BSE Sensex Index Chart
In last week’s analysis of the BSE Sensex index chart pattern, weakening signs were clearly visible in the technical indicators (marked with light blue ovals), which led me to make the following observations:
‘The EMAs may support any down moves. The technical indicators are suggesting that any such support may be temporary.’
The index dropped below all three EMAs, bounced up to find resistance from the 200 day EMA on a closing basis, only to turn down and seek support from the 20 day EMA. Another effort by the bulls to break above the down-trend line has come to nought.
The technical indicators are beginning to look bearish. The MACD is positive, but has dropped down to touch its signal line. The ROC has fallen well below its 10 day MA into negative territory.
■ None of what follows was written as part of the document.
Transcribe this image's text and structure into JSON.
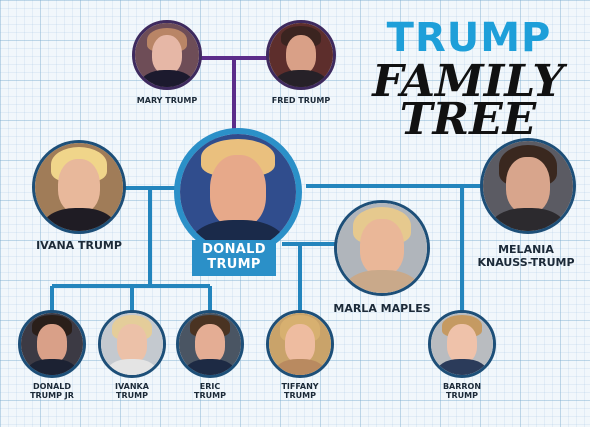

After a brief sojourn into its overbought zone, the RSI is plunging towards its 50% level. The slow stochastic has slipped below the 50% level.
Despite net buying by FIIs (though the identity of these so-called FIIs are questionable at best – as per a recent investigation by a business TV channel), the bulls have not been able to make much headway. A test, and a possible break, of the 17460 support level is likely.
NSE Nifty 50 Index Chart
The NSE Nifty 50 index chart pattern fared marginally better than the Sensex – probably due to the greater weightage of the oil stocks in the index. After sliding below all three EMAs, the Nifty bounced up above them and is currently getting support from the 200 day EMA on a closing basis.
That is a small consolation, as the technical indicators are looking just as bearish as those of the Sensex. Cash volumes have started slipping after the brief rally, and the Nifty is likely to test the 5180 support level sooner or later. A break below will have very bearish implications.
The macro environment is not improving. The government is getting pushed into a corner due to the various scandals and scams. A less-than-impressive cabinet reshuffle has not convinced anyone that tough decisions will be taken soon – notwithstanding the talk about allowing FDI in retail. The reform process seems to be on the back burner. Inflation refuses to be controlled, and another 25 basis points interest rate hike is becoming inevitable. Auto sales are suffering. Q1 results declared so far isn’t encouraging.
The corrective move from the Nov ‘10 top has entered the 9th month, and may continue for some more time.
Bottomline? The BSE Sensex and NSE Nifty 50 index chart patterns are in danger of dropping below important support levels. This is a time to be cautious, and away from the ‘action’. Remain invested but maintain appropriate stop-losses.